To celebrate the eventual release of the game, of which all Smash Fans were forced to endure push back after push back of said release, I held one final going away party for Melee, a Last Chance Melee Smash, as I called it (because I’m oh so clever sometimes). A good long night of Melee was followed by a trek to my local Game Crazy store at midnight to get the new game and start playing that very night. The pilgrimage caused some annoyed gamers, but dang it, it was symbolic of my endless struggle waiting for this game.
It was no shock that the amount of content in Brawl was staggering. The unbelievable fan service Nintendo paid to diehards was worth every single unhappy moment I endured as a GameCube loyalist all those years ago. Just the soundtrack alone was phenomenal to behold. The first Smash Bros had maybe a dozen songs, total. Melee had closer to three-dozen. Brawl had over 300. GAH. Throw in 40 characters, yet more items, and user-generated stages and that’s a wrap: Best game on the Wii. The game even went out of its way to repair the problem of wave dashing that nearly broke Melee for me. I got good in Melee, but I could never be as good as the game-breaking moves that some players figured out. I’d watch those matches on YouTube and just think, “Wow, that looks so unfun to play.” Wave Dashing in Brawl, gone. Yeah, replaced by something else, but at least a progression was made.
Brawl wasn’t without its faults though. I couldn’t for the life of me understand why Mewtwo was missing. He was a tough character to unlock in Melee and even tougher to master, but he’s totally absent in Brawl. Plus, while the local multiplayer is one of the best experiences of any game in recent years, the online component is awful beyond respite. You can just skip it, unfortunately.

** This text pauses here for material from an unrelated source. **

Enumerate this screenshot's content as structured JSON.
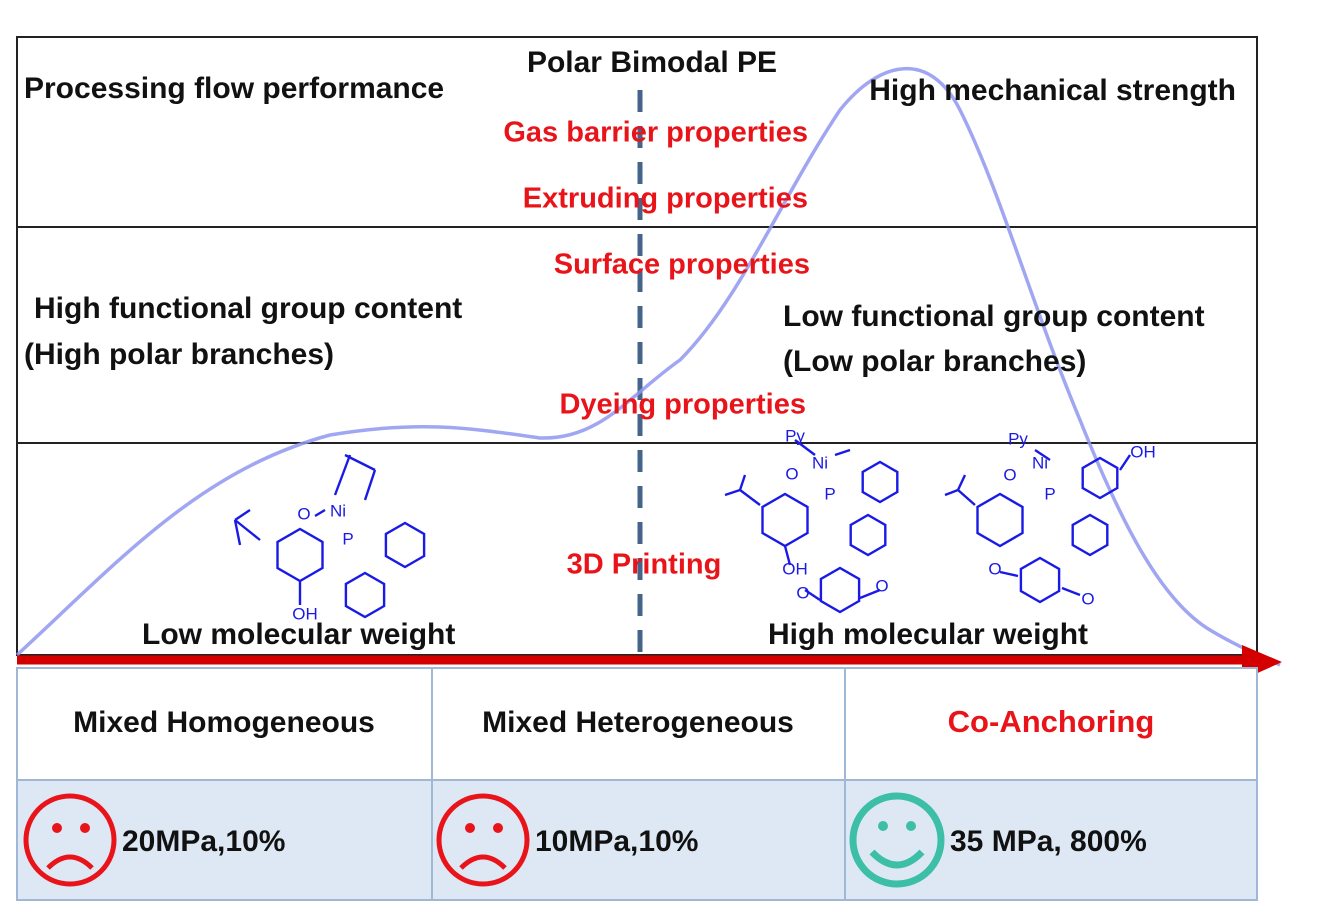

Now comes the real question: What happens next? Will Brawl be the end for Smash Bros games? As the creator of both the original and Brawl, Masahiro Sakurai, mentioned, his goal was to make the best damn game he could, as if it was definitely going to be the last of the series. That doesn’t rule out another game, especially not now that the 3DS is on its way out, but there’s nothing on the horizon to give Smash Fans hopes of the next big game with Geno, the return of Mewtwo, and every stage from every game in addition to all new stages. It’s asking for a lot, but they delivered last time, so why not here?
And I’m spent. My love for Smash can only take me so far since, well, there are only three games to the retrospective. So tell me, are you a Smash Fan as well? Or do you hate the game? Can you destroy families with Zelda’s Shiny Kick like I can? Or do you have a different character you end lives with? Time to share your memories of Smash. Don’t make me Shiny Kick you in the face.